A completely different track would be to implement some kind of "delayed safe delete" strategy. Here avoid reference counting entirely. You remove references from your cache, but do not delete objects immediately, since other threads may still hold pointers to the object. Then later at some "safe" time you delete the object. Of course, the trick is discover when such a safe time exists. Basic strategies involve each thread signaling when they "enter" and "leave" a danger zone during which they may access the cache and hold references to contained objects. Once all threads which were in the danger zone when an object was removed from the cache have left the danger zone, you can free the object while being sure that no more references are held.
How practical this is depends on whether you have logical "enter" and "leave" points in your application (many request-oriented applications will), and whether the "enter" and "leave" costs can be amortized across many cache accesses. The upside is no reference counting! Of course, you still need a thread-safe container.
You can find references to many academic papers on the topic and some practical performance considerations by examining the papers linked here.
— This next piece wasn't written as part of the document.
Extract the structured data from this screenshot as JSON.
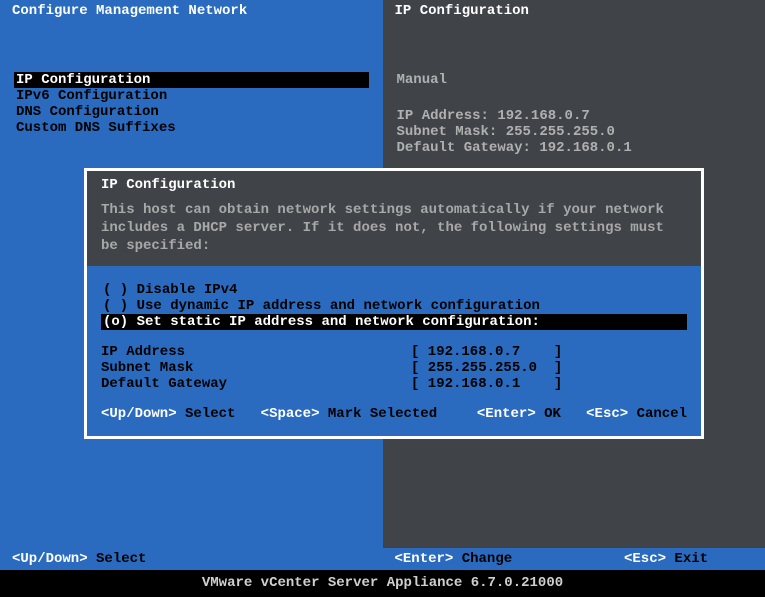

I think you effectively want a reader/writer lock per entry. Readers read lock and unlock as they are using it. The eviction thread has to obtain a write lock (which forces all readers to complete before it can be acquired). There needs to be some way for a reader to then tell (before acquiring a read lock) whether the entry in question has been evicted concurrently.
On the downside, one lock per entry is expensive for a big cache (in terms of memory). You can address that by using a lock across for a set of entries - this trades off memory vs concurrency. Need to be careful about deadlock scenarios in that case.
Sounds like a monitor with a std::map as the buffer would be useful in this situation.
I'm thinking that if you want to share a reference, you'll need to keep a count. So long as you use the interlocked inc/dec functions, this should be simple enough even for multiple threads.
It seems to me that the reference counting solution is only tricky in that the updating/testing for eviction of said reference counters must be inside a critical section protected by a mutex. So long as more than one process doesn't access the reference counters at a time it should be thread safe.
Have a circular queue, and don't allow multiple threads to write to it or the cache will be useless. Each thread should have its own cache, maybe with read access to the other caches but not write access.